I have a returning client, a couple who travelled with me to Botswana two years ago. Their project holds the consultation notes from that trip, the post-trip feedback where they told me what they loved and what they would change, and a new enquiry for a Southern Africa itinerary this year. I want to produce a proposal opening that demonstrates I remember them and have built this new trip around what I know.
The synthesis gives me a clear picture: they loved the mobile safari format, found the Okavango Delta camp too isolated for their taste, appreciated the birding opportunities David had, and Sarah mentioned wanting more time for photography on the next trip. Their new brief is for three weeks, combining the Western Cape with a safari component.
Look at what the proposal opening does. It references their previous trip specifically. It acknowledges what they loved and what this new itinerary does differently.
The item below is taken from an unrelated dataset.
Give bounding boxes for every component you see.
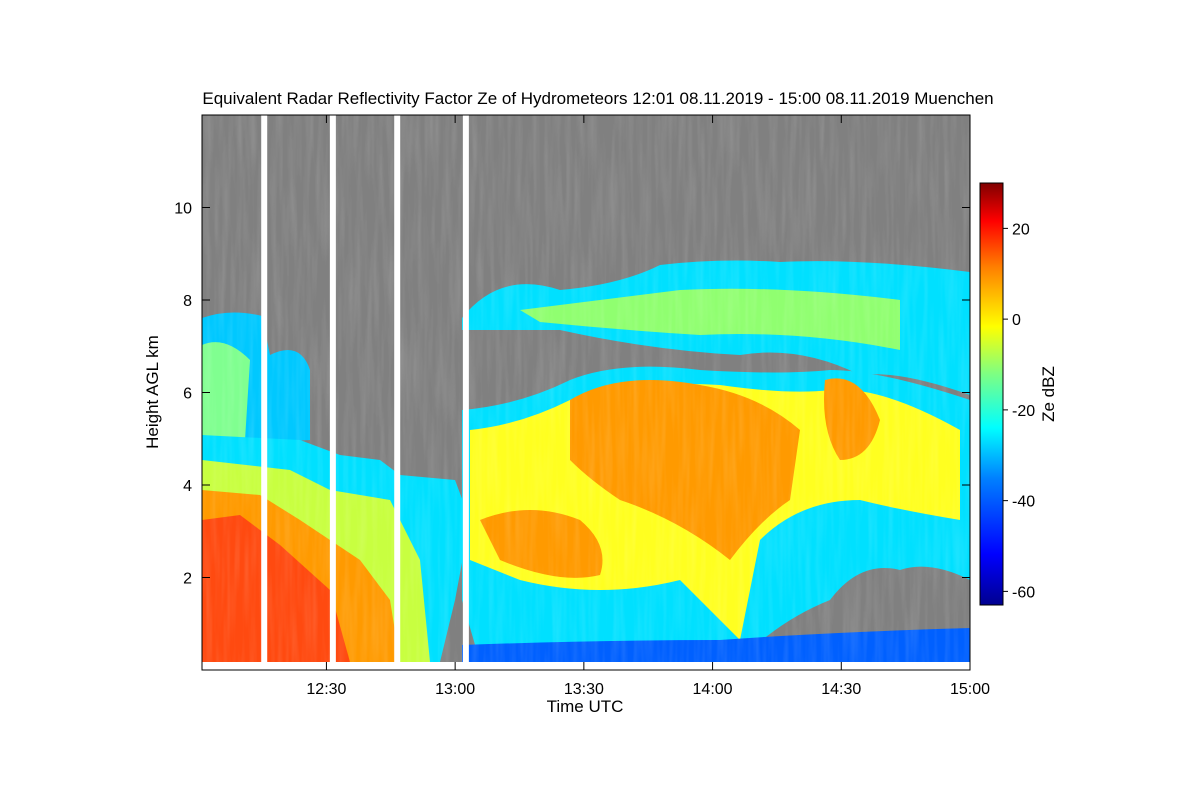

It names the photographic opportunities that Sarah asked for and the birding element that worked so well for David. None of that came from the tool’s own knowledge. All of it came from the client project, surfaced by the synthesis question and expressed in the proposal through the prompt framework.
That proposal opening would take me fifteen minutes to draft from memory. It took two minutes with the project doing the recall and the framework doing the structure. And the client reads it and feels exactly what I want them to feel: this advisor knows us, remembers us, and has built this trip for us specifically.